Benfica-Fenerbahçe karşılaşmasını Benfica tribününden izleyen 13 Türk, Benfica ikinci golü atıp öne geçince ne hissetti?
Benfica tribünlerindeki Fenerbahçe kümelerinden biri. Biz de kale arkasında böyle bir küme oluşturduk.
Vodafone Türkiye’den geçen pazartesi gelen “Schengen vizeniz var mı?” sorusunun ardından çarşamba kendimi, 13 Türk’le takımım Fenerbahçe’nin tarihindeki en önemli maçını, Benfica’yla yarı final rövanş karşılaşmasını izlemek üzere Lizbon yolunda buldum.
Üyeleri gazeteciliğin farklı alanlarında faaliyet gösteren grubumuzla, perşembe önce mini bir Lizbon turu yaptık. Portekiz’in yüzlerce yıl boyunca Güney Amerika’dan Hindistan’a, dünyaya açılan kapısı Ticaret Meydanı, sarı lacivert Fenerbahçe taraftarlarının işgali altındaydı. Bira su gibi akıyor, sokak çalgıcıları öğrendikleri Fenerbahçe marşlarını, -Galatasaray’ı da hedef alanlar da dahil- peşi sıra söyleyerek, ceplerini dolduruyor; yabancılarsa günün en önemli turistik etkinliğine tanıklık ediyordu. Seyyar satıcılar, “Moussa Sow” diye bağırarak peşimizden koşturuyor, parmaklarıyla gönüllerinden kaç koparsa, skor işaretleri yapıyordu.
Polis eşliğinde girdik
Saat 17’de atkılarımızı, formalarımızı kuşanıp Benfica stadyumu Estadio du Luz’un yani ‘Işık Stadyumu’nun yolunu tuttuk. 20.05’te başlayacak maç öncesinde, sözde statın hemen yanındaki AVM’de oturup biralarımızı içip öyle gireceğiz. Ancak indiğimiz otobüs durağında çevremizi saran polis adım attırmadı. Kelime anlamı ‘yakışır’ olan Benfica’nın taraftarlarıyla dolu AVM’ye girmenin tehlikeli olduğunu söyleyen polis, 13 Türk’ü ‘koruma altına almak için’ takviye istedi. Sağımızdan solumuzdan geçen rakip taraftarlarsa, üzerimize düşük yoğunluklu tezahürat bombaları yağdırıyordu.

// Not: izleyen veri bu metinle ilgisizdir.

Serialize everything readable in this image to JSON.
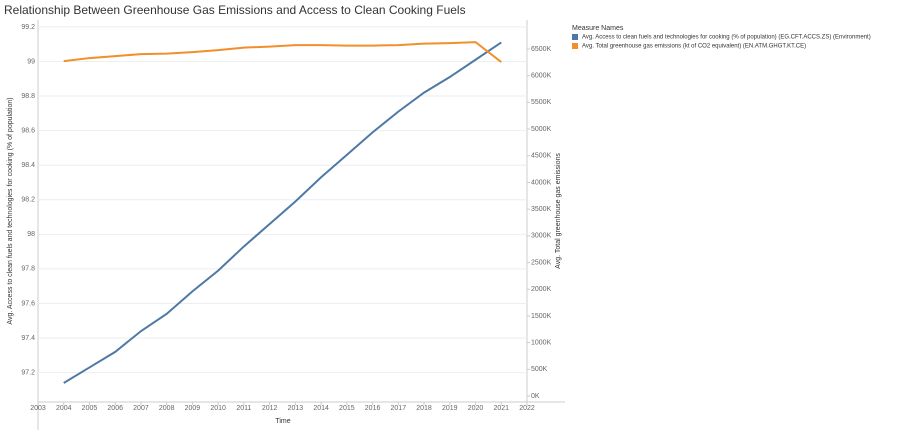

Takviye geldi; adam başına düşen bir polisle 500 metre ötedeki stadın yolunu tuttuk. 66 bin kapasiteli Işık Stadyumu, Fenerbahçe taraftarlarının kale arkası ve diğer tribünlerdeki Fenerbahçeli kümeler haricinde henüz boştu. 1.5 saatte tamamen doldu. Benfica tribünlerindeki sarı-lacivert kümeler, uzaktan kuşatma altındaki kalelere benziyordu. O küçük topluluklar Benfica tribün koreografisini de bozuyordu.
13 kişilik grubumuz da Benfica’nın ilk yarıda iki gol attığı kalenin arkasında böyle bir küme oluşturmuştu. Aslında tribünün ilgi odağıydık. Benfica taraftarları, gelip bizlerle hatıra fotoğrafı çektiriyordu. Ben aksiyonun göbeğinde olacağımı düşünerek taşıdığım GoPro Hero 3 kameramı, monopodla tezahürat yapan taraftarların arasına sokarak çekim yapıyordum.
LiZBON BÖYLE TARAFTAR GÖRMEDi
THY ve diğer havayolu şirketleri, geçen hafta salıdan itibaren sayısız ek seferle binlerce Fenerbahçe taraftarını Lizbon’a taşıdı. Geçen perşembe, kent merkezindeki tüm müzeler, dükkanlardan Türkçe yankılanıyordu. Benfica’nın ezeli rakipleri Porto ve Sporting Lisbon’un taraftarları, Fenerbahçe’yle destek verirken, yolda Türk olduğumuzu anlayan Benficalılar, yumruklarını kaldırıp “Ben-fi-ca” diye bağırıyordu.